Conforme Lopez e Diniz (2019, p. 3), “o aprendizado de português deveria ser contemplado pela legislação brasileira como um direito do imigrante”. Para eles, “o ensino de PLAc [Português como Língua de Acolhimento] poderia passar a ser visto como incumbência também do Estado - evitando, assim, que essa tarefa fique a cargo eminentemente de iniciativas da sociedade civil”. No caso de Maha e de tantos outros migrantes e refugiados, entretanto, o aprendizado da língua - fundamental para a plena integração do migrante/refugiado à nova sociedade - acabou sendo transferido à boa vontade de uma amiga.
Passo, então, a ET3 - a busca da nacionalidade brasileira e a visibilização da apatridia. Assim que chegou ao Brasil, Maha dirigiu-se à Polícia Federal para solicitar o status de refugiada, o que ela conseguiu em maio de 2016. Como queria uma solução mais duradoura, ela contatou o ACNUR para ter ciência dos próximos passos. De fato, Redin (2021, p. 160) admite que a situação do migrante implica “um estado de exclusão permanente, por uma permanente condição de provisoriedade”, ou seja, trata-se de uma condição provisória que demanda sempre justificativas para se sustentar. Daí a necessidade que Maha sentiu de buscar algo mais estável.
Esse contato com o ACNUR rendeu a Maha o convite para fazer um documentário sobre apatridia (Apátridas, para o Canal Futura) e, a partir daí, vieram novos convites, tanto do ACNUR - no âmbito da campanha global I belong, lançada em 2014, com o objetivo de erradicar a apatridia - quanto de outras instituições para que ela fizesse palestras em diferentes países, representando os apátridas. Admitindo que nem Souad nem Eddy se dispuseram a enfrentar “os holofotes” como ela, Maha conclui: “- Se você não falar [...], quem vai saber?” (Dornelas; Nunes, 2019, p. 215).
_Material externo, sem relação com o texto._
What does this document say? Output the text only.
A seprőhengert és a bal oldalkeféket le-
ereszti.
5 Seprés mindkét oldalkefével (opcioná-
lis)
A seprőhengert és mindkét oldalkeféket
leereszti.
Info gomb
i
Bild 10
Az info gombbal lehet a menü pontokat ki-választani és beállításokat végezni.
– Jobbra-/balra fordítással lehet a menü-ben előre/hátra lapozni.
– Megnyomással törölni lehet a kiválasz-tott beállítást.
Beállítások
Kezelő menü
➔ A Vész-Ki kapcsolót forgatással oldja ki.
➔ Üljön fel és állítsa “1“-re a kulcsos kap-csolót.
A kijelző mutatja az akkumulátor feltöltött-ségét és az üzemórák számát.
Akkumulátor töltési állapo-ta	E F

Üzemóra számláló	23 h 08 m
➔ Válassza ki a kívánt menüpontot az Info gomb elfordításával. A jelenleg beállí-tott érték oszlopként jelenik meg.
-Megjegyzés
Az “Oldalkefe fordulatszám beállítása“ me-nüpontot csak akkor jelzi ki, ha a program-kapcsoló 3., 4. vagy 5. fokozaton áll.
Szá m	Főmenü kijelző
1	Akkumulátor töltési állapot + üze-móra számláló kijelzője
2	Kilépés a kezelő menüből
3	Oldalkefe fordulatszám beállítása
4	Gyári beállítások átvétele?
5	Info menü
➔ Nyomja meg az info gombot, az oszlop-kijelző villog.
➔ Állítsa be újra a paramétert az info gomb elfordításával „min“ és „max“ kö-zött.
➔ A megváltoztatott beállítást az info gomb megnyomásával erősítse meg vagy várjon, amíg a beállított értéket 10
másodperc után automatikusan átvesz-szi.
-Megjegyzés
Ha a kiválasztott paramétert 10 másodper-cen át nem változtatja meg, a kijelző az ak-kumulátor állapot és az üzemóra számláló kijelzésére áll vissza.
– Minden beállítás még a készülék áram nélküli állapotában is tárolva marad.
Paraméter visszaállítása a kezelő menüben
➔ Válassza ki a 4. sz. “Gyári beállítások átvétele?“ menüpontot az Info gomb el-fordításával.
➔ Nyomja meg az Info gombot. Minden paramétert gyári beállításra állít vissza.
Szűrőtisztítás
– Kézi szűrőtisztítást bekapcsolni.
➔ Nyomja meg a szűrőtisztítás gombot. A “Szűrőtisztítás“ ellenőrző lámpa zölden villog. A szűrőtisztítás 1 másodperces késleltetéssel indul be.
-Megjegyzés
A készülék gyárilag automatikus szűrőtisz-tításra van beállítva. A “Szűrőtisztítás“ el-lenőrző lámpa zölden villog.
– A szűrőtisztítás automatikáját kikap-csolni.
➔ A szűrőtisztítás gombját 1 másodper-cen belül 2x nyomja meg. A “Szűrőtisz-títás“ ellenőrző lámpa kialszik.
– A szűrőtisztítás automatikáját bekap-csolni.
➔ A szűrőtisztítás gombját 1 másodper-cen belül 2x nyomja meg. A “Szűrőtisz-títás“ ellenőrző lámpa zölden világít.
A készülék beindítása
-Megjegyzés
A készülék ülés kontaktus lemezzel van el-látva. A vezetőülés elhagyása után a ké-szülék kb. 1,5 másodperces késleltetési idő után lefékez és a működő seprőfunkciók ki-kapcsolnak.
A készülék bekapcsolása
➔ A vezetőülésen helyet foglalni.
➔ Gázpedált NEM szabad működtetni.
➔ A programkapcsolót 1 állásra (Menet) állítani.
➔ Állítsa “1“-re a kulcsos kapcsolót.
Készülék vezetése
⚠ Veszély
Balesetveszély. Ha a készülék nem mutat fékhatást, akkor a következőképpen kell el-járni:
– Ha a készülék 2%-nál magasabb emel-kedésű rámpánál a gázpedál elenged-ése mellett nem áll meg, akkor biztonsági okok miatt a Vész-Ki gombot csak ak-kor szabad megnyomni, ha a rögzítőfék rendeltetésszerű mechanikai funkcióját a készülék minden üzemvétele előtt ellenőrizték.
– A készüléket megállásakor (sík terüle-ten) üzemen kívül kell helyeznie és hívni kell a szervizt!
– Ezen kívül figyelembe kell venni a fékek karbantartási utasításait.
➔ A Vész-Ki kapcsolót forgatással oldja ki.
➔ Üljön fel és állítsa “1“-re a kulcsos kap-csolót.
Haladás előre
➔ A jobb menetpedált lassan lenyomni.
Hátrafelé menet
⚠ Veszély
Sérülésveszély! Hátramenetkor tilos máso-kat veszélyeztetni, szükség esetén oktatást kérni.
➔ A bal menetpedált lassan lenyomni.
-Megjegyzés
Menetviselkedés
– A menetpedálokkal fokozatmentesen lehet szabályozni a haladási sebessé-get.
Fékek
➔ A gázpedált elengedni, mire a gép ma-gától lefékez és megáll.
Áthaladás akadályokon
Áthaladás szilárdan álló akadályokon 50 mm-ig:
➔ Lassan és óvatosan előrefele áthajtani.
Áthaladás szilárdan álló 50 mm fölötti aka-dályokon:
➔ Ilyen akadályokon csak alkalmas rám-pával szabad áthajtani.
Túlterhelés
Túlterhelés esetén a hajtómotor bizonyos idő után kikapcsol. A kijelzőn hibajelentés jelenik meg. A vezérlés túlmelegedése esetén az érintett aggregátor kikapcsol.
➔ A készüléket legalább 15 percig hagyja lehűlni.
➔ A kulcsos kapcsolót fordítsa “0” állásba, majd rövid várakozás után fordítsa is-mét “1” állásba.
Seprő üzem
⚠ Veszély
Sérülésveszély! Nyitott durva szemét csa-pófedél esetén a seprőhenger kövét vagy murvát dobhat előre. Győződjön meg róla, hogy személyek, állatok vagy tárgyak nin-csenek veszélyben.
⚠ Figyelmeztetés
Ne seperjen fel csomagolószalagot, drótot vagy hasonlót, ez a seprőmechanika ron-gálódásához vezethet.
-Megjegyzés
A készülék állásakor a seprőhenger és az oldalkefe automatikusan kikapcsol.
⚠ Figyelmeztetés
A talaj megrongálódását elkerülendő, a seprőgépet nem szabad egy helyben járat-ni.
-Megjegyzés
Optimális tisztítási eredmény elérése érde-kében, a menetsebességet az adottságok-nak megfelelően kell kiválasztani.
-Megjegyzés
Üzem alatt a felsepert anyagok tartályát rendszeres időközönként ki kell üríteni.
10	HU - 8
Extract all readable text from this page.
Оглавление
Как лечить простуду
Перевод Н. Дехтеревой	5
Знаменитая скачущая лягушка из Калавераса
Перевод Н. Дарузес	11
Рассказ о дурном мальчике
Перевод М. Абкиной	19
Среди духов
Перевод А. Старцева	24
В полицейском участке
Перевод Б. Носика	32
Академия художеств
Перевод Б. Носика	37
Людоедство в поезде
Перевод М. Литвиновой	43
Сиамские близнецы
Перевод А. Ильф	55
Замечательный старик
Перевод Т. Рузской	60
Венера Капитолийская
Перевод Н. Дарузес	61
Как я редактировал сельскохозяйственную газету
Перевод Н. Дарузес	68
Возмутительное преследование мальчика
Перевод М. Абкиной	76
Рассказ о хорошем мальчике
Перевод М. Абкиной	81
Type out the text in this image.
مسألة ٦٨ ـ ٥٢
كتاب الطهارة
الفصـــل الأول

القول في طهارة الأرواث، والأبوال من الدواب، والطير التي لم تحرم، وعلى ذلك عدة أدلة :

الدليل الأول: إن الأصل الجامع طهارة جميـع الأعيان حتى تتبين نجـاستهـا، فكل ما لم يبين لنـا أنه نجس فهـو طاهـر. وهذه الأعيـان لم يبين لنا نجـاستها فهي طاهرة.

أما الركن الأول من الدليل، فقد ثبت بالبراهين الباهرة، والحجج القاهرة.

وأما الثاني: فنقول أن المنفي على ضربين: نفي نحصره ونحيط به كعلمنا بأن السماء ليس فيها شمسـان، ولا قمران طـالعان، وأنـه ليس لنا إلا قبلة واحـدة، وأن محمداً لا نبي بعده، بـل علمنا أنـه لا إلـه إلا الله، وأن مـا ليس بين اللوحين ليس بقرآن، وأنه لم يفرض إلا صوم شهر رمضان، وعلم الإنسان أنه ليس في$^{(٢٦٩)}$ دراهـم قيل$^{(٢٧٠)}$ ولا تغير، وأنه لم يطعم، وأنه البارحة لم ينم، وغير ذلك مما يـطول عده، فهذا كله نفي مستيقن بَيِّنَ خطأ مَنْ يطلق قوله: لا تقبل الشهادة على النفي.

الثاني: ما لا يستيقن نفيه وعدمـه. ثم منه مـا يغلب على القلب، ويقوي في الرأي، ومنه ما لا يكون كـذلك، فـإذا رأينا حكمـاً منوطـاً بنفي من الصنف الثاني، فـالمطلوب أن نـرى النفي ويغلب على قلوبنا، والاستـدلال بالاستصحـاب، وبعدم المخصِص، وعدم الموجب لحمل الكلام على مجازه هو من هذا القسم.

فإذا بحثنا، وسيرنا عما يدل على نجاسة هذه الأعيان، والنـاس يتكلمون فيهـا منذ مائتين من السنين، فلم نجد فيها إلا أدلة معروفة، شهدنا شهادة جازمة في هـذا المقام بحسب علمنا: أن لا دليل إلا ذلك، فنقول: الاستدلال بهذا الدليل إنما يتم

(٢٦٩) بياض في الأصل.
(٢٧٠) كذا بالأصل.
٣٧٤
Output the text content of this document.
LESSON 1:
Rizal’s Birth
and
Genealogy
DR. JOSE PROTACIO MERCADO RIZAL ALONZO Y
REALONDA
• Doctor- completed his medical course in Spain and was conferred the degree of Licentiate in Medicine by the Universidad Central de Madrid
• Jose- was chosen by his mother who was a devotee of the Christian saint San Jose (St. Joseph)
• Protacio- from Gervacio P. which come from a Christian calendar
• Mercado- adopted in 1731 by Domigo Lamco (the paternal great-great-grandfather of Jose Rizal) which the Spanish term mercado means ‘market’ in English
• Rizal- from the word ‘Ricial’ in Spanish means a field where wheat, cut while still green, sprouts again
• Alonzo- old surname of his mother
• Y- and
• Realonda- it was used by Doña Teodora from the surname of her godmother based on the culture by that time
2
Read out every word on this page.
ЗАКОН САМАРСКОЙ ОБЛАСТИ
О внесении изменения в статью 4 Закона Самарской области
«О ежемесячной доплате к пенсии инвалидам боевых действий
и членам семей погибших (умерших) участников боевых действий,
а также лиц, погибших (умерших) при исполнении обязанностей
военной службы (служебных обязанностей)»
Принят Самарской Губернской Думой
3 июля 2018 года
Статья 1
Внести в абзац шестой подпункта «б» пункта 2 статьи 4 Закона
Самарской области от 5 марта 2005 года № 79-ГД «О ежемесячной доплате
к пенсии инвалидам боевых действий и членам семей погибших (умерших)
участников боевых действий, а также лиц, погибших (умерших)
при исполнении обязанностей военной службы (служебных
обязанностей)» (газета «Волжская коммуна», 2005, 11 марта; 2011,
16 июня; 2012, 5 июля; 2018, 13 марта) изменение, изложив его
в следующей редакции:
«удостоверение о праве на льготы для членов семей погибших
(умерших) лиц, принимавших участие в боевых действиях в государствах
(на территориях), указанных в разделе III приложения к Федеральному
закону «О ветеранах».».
Nesse meio-tempo, Maha conseguiu uma boa proposta de emprego numa fazenda, em Ibitinga (interior de São Paulo), que exportava gado vivo e açúcar. Ela aceitou o emprego de Especialista em Operações Comerciais Internacionais, com a condição de que poderia continuar participando dos eventos da ONU e viajando para Belo Horizonte para visitar a família. Quanto à primeira questão, ela conta:
T7 - A primeira coisa que eu falei para ele foi: Sr. Fábio, eu quero participar dos eventos. Minha vida é a ONU e falar de apatridia. Dez milhões de apátridas que existem no mundo inteiro, eu falo da minha história. Por isso eu quero que ela chegue a todo mundo, virou missão de vida. Não é nem para conseguir nacionalidade nem nada, virou uma missão mesmo para que as pessoas conheçam, para que as pessoas saibam que apátridas existem (Dornelas; Nunes, 2019, p. 216).
Nesse trecho é importante destacar, do ponto de vista do vocabulário, a palavra missão (de vida), que Maha repete duas vezes para explicar seu trabalho de porta-voz dos apátridas (tema específico). Contudo, mesmo para conferir a esse público visibilidade e audibilidade sociais (“para que as pessoas conheçam, para que as pessoas saibam que apátridas existem”), há dificuldades que remetem a um outro tema (imposto): a burocracia. Considero esse tema imposto por sua recorrência no discurso de migrantes e refugiados, o que, afinal, o torna obrigatório para que o discurso desses sujeitos seja bem aceito:
T8 - Nunca uma viagem que eu fiz foi fácil. Meu passaporte é amarelo e chama muita atenção. Eles perguntam: - Esse é o passaporte brasileiro para estrangeiro. Cadê seu passaporte? - Não tenho - Como assim uma pessoa que não tem passaporte? - Tenho essa conversa cada vez que eu vou viajar, mas, quando eu viajo pela ONU, tudo está preparado com a Polícia Federal e é avisado que eu estou chegando com autorização especial para entrar. Assim, entro e saio em todos os seminários (Dornelas; Nunes, 2019, p. 216).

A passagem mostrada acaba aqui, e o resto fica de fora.